You have to be baptized over and over until all the residue of the former belief washes off. You have to remove the scales from your eyes, layer by layer, until you see the world anew. And you truly do see a whole new world. It’s stunning how the acceptance of a different set of logical conclusions is not merely a swapping of bits of data in the brain, but a fundamental shift in the lenses through which the entire world is taken in. All looks different from the vantage point of the new belief.
One of the surprising things is how incapable you are after your transformation of acting like your old self. It becomes impossible to even remember how and why you used to believe what you did. You may lose patience with others who believe what you once did. It would seem, coming as you did from the same place, that you’d have a keen understanding of their position. Instead, you find as time passes and your new self becomes more familiar, you look at the same picture and see things so different that dialogue becomes difficult. You have to remind yourself that they are on a journey, and a single conversation will not suffice to transform their mindset. You can’t get them to see what you see with one dose of data. They’ve got to be curious enough to examine and reexamine the issue, each time removing another layer of the lens, just like you did.
You can become many different people over the course of one lifetime. I recall some of the biases and beliefs of my former selves, and I can only smile in wonderment. How did I persist in believing those things for so long? How much happier am I now with new eyes! I imagine I’ll eventually think the same about some of my current beliefs.
Some new beliefs still aren’t second nature.

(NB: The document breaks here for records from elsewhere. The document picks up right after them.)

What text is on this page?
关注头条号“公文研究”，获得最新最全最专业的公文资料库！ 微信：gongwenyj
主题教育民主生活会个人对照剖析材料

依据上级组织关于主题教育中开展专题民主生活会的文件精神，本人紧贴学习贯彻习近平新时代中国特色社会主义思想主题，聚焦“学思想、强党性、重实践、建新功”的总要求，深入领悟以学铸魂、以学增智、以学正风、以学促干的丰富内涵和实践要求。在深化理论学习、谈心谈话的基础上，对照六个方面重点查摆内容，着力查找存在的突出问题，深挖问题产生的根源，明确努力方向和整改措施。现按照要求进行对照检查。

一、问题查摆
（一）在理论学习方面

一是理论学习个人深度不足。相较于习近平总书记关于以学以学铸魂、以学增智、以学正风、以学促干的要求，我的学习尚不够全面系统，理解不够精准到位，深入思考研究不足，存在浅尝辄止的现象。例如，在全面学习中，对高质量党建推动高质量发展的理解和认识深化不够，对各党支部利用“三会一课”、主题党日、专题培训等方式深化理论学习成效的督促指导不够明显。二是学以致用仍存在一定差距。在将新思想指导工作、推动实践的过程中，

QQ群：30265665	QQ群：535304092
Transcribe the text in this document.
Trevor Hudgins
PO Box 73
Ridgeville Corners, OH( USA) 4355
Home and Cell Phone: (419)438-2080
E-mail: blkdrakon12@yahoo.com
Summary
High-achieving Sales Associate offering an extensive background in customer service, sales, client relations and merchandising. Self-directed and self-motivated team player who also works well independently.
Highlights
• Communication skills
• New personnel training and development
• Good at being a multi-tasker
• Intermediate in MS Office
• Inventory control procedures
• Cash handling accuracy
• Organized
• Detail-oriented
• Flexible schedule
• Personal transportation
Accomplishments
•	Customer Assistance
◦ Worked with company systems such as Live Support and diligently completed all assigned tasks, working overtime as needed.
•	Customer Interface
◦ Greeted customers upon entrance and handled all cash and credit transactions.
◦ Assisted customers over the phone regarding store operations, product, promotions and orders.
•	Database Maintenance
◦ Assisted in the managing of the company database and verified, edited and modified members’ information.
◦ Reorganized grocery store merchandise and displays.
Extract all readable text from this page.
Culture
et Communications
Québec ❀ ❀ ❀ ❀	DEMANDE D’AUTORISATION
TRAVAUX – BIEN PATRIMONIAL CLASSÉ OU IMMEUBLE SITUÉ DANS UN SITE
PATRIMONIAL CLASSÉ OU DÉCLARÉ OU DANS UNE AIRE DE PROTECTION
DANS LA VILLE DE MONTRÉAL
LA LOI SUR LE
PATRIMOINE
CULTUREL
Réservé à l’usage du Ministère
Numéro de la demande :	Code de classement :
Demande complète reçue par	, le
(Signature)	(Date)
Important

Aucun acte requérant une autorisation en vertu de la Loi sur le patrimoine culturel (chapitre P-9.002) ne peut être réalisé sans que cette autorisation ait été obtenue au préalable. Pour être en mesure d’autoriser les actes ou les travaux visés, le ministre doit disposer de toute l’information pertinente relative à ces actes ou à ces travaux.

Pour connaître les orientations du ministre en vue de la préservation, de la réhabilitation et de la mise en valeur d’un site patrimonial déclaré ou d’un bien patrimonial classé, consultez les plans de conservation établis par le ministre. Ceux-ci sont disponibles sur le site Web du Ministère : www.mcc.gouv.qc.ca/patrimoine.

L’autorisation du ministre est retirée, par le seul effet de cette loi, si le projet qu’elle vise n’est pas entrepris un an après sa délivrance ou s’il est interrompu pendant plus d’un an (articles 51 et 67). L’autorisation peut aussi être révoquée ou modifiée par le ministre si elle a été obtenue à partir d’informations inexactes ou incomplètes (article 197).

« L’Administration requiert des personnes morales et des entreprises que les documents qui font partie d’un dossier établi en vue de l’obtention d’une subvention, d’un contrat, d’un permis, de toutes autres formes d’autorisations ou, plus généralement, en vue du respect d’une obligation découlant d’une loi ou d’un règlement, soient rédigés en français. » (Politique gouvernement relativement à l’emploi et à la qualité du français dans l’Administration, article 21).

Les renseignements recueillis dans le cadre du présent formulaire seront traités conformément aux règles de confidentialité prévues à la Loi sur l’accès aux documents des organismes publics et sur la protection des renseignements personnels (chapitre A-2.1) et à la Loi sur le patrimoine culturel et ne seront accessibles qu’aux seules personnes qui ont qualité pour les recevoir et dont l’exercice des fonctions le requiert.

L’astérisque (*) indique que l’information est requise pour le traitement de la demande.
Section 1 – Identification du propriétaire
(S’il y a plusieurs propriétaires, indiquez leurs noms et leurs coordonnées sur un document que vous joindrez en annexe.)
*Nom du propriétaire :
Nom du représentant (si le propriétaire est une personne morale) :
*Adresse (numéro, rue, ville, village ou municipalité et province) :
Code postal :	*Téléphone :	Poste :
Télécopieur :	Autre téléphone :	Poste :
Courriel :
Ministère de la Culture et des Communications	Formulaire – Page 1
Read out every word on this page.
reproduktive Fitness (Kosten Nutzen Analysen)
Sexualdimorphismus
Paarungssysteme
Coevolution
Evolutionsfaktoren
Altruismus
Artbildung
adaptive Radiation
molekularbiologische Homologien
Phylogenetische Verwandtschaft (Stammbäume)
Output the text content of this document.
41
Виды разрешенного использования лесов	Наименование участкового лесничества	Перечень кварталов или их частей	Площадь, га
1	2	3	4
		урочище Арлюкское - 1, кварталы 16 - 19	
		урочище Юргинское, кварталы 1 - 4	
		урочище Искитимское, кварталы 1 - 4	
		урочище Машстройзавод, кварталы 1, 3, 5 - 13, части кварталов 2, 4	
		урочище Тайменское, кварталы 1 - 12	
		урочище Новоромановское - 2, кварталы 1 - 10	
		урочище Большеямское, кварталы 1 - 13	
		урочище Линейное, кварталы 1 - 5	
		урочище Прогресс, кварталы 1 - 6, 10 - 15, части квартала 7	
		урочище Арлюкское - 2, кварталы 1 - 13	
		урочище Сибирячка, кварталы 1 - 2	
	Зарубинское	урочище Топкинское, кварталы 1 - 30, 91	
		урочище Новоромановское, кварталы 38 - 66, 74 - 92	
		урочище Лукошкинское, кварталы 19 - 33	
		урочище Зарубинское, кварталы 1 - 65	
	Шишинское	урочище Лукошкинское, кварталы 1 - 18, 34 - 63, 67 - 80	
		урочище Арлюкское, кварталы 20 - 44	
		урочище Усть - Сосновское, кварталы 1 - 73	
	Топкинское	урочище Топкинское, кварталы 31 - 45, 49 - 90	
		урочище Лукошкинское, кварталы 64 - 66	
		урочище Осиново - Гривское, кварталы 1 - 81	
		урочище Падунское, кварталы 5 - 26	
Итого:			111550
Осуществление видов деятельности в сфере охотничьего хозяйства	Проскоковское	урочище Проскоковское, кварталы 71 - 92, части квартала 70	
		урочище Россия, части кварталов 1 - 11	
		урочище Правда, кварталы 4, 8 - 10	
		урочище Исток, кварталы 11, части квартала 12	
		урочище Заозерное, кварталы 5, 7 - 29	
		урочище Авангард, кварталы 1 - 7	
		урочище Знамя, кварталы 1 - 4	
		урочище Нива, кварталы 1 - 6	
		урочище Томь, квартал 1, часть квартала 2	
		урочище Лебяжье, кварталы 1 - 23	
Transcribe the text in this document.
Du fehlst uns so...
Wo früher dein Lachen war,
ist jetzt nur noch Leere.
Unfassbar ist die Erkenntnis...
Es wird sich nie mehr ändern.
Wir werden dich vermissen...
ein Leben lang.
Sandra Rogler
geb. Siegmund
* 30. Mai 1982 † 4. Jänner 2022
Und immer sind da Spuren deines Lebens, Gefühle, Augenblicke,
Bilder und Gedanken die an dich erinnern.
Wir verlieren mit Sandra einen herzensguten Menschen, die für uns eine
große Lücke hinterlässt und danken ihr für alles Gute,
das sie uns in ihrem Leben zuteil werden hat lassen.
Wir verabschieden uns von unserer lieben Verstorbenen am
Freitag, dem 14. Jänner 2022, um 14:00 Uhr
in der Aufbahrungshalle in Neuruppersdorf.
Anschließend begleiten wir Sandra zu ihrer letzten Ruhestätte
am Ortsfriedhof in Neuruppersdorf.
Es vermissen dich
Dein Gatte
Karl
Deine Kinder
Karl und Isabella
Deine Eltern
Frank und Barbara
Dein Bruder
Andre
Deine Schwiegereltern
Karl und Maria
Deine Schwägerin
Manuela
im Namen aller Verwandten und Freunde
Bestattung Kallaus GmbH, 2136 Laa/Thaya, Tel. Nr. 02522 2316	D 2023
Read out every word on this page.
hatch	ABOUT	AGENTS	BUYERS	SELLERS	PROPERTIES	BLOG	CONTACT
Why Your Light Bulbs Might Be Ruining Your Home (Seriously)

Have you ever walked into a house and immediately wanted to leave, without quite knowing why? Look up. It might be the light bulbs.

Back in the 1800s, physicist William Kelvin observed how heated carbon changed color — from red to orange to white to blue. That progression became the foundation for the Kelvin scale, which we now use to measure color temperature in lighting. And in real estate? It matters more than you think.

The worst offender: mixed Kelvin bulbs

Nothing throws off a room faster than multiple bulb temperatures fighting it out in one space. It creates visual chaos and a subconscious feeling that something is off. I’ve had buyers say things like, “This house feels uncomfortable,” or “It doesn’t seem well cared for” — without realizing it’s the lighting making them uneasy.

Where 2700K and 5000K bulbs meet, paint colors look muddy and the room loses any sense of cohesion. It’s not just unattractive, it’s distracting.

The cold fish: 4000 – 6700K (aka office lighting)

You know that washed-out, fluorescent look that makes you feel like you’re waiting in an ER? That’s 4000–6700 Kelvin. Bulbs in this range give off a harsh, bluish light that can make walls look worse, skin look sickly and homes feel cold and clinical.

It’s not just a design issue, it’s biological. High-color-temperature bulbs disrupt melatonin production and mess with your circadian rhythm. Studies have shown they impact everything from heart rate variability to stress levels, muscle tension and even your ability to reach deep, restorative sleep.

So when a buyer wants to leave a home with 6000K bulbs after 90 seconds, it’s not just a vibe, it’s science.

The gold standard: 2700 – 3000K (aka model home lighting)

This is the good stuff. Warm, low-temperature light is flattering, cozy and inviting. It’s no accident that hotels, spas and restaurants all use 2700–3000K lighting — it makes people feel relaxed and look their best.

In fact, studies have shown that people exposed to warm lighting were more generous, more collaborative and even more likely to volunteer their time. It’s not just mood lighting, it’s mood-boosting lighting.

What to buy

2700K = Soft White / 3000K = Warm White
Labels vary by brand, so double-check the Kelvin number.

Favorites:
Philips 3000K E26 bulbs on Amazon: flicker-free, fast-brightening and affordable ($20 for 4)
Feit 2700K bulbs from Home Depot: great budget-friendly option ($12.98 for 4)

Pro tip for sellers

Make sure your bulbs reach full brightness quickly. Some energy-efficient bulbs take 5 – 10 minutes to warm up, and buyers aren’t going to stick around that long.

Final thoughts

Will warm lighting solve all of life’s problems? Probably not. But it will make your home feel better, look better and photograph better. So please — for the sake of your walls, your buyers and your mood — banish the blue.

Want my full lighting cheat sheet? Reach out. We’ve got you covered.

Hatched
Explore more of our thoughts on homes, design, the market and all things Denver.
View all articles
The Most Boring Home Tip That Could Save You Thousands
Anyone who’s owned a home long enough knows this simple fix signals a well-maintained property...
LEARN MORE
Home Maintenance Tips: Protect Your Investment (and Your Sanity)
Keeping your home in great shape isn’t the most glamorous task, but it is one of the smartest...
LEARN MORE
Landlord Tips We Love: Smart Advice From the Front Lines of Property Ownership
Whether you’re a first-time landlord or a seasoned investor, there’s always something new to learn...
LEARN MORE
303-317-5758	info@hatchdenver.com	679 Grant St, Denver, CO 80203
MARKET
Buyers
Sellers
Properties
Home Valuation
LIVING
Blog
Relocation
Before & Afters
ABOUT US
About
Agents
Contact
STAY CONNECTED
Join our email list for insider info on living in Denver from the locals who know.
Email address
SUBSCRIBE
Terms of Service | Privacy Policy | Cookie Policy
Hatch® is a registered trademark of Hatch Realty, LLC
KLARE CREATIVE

I find myself in situations where I no longer believe my default response, but I haven’t transformed enough to know what my new ideas mean in practice. I’ve got to return to the arguments, again and again, until my mind makes a shift.
First, you get the idea intellectually. Enough work, and you get it on a gut level. Finally, when the transition is complete, you understand it well enough to explain it to others. Arguing for an idea you haven’t yet become is difficult and counter-productive, unless you’re doing it as a lighthearted intellectual exercise. Become a new person, and your very life will be an argument for your beliefs.